Diese kolossale Aufgabe verlangt sehr viel mehr Radikalität beim Strukturwandel, bei Lebensstilen, Preisen und Werten, als bisher für gerade einmal 35 Industrieländer im Kyoto-I-Vertrag vereinbart ist. Sicher, Deutschland kann seine eingegangenen Verpflichtungen zur Reduzierung von Kohlendioxid bis zum Jahr 2012 noch schaffen, aber schon das "Europa der 25" - in zehn Tagen die "EU der 27" mit den Debütanten Rumänien und Bulgarien - wird dazu nicht mehr in der Lage sein. Was allein deshalb prekär ist, weil die USA, Australien und Kanada, aber auch viele Schwellen- und Entwicklungsländer in den vergangenen Jahren zusätzlich emittiert haben.

In Nairobi schien die EU vergessen zu haben, dass sie sich selbst gern als "Vorreiter" des Klimaschutzes empfindet.

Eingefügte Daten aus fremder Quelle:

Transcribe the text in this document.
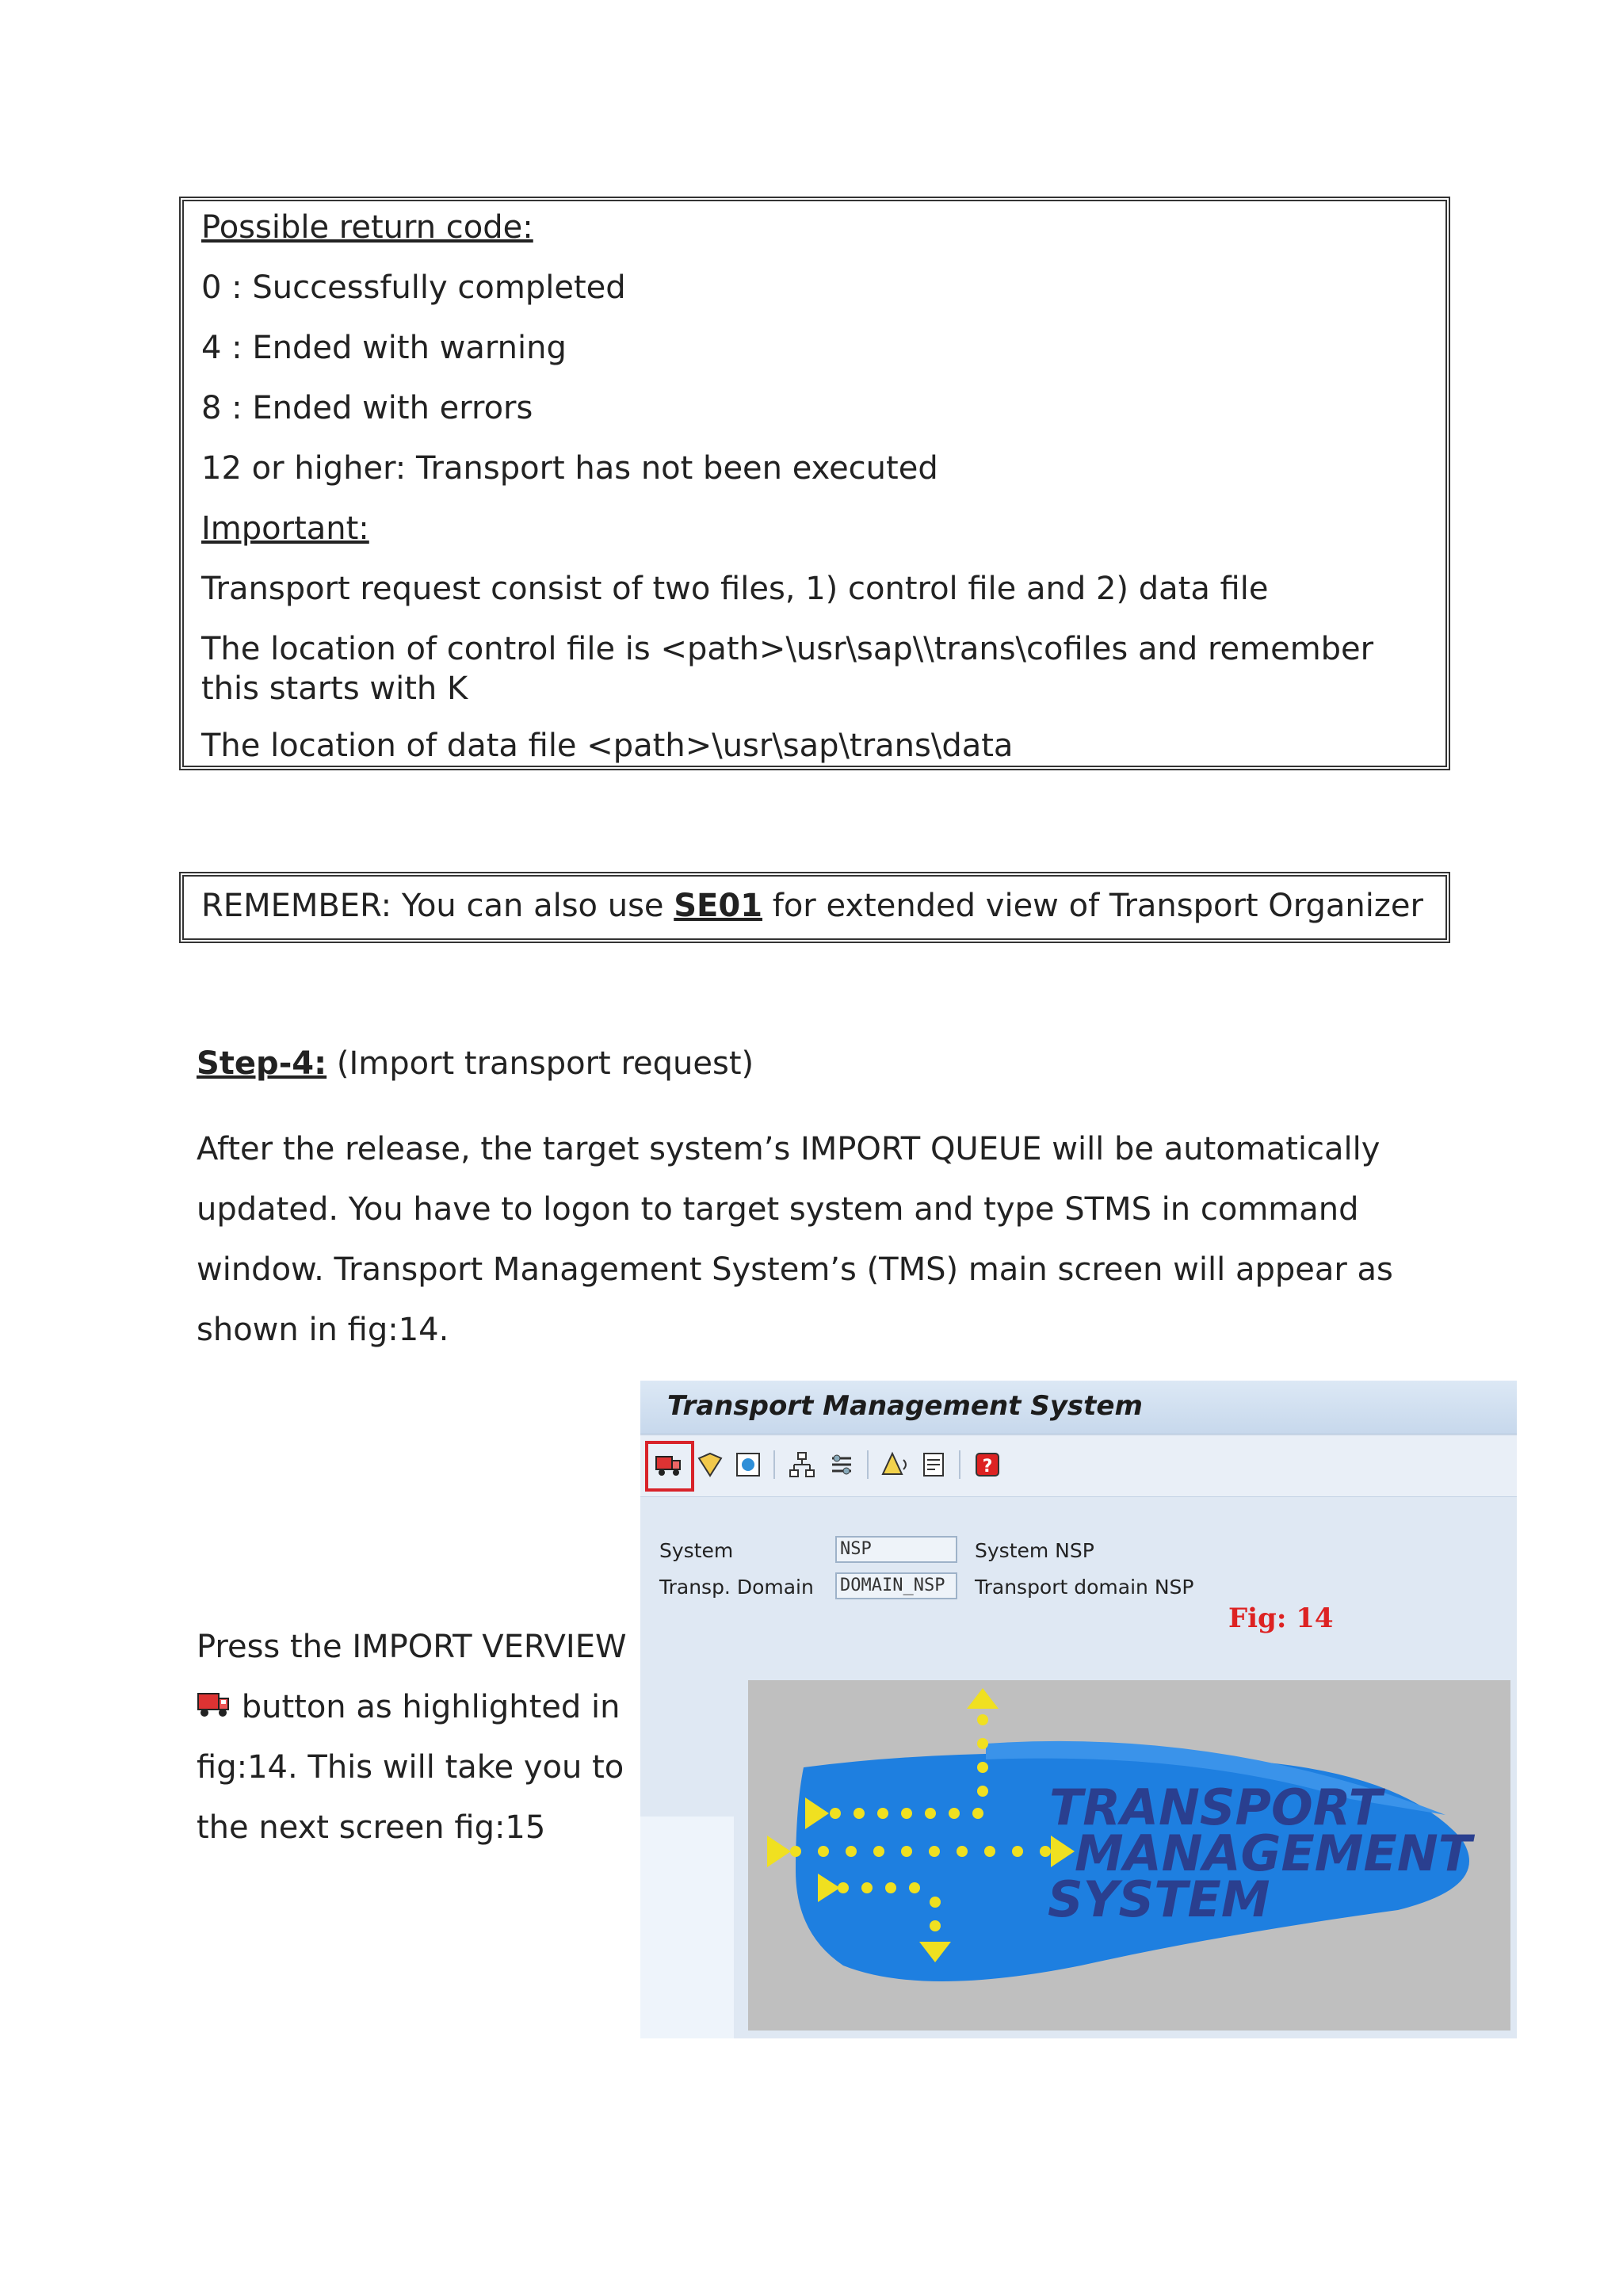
Possible return code:

0 : Successfully completed

4 : Ended with warning

8 : Ended with errors

12 or higher: Transport has not been executed

Important:

Transport request consist of two files, 1) control file and 2) data file

The location of control file is <path>\usr\sap\\trans\cofiles and remember this starts with K

The location of data file <path>\usr\sap\trans\data

REMEMBER: You can also use SE01 for extended view of Transport Organizer

Step-4: (Import transport request)
After the release, the target system’s IMPORT QUEUE will be automatically updated. You have to logon to target system and type STMS in command window. Transport Management System’s (TMS) main screen will appear as shown in fig:14.
Press the IMPORT VERVIEW  button as highlighted in fig:14. This will take you to the next screen fig:15
Transport Management System
?
System	NSP	System NSP
Transp. Domain DOMAIN_NSP	Transport domain NSP
Fig: 14
TRANSPORT
MANAGEMENT
SYSTEM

Ein Energie-Fonds, der die Kreditrisiken für Investitionen in klimafreundliche Technologien, vorzugsweise in Afrika, übernehmen soll, war auf diesem Weltklimagipfel ihr einzig nennenswertes Angebot. Die USA hielten sich diesmal eher im Hintergrund und machten ungewohnte Lockerungsübungen - landesweite Obergrenzen für Treibhausgase seien denkbar, orakelte man. Japan tat nur wenig zur aktiven Verteidigung des "Kyoto-Protokolls". China, Brasilien und Indien sperrten sich gegen Zusagen zur Emissionsreduzierung und warteten erst einmal weiter ab.

Man hätte von der Nairobi-Konferenz wenigstens erwarten können, dass sie sich darauf verständigt, ohne Verzug einen Kyoto II-Vertrag auszuhandeln und gerade das nicht weiter zu verzögern. Kofi Annan, der scheidende UN-Generalsekretär, hat wohl auch unter diesem Eindruck mehr "Leadership" in Umweltfragen gefordert. Er selbst war dazu - weshalb auch immer - nicht imstande. Vielleicht wollte er deshalb seinem Nachfolger Ban Ki-moon dieses fast selbstverständlich anmutende Gebot mit auf den Weg geben.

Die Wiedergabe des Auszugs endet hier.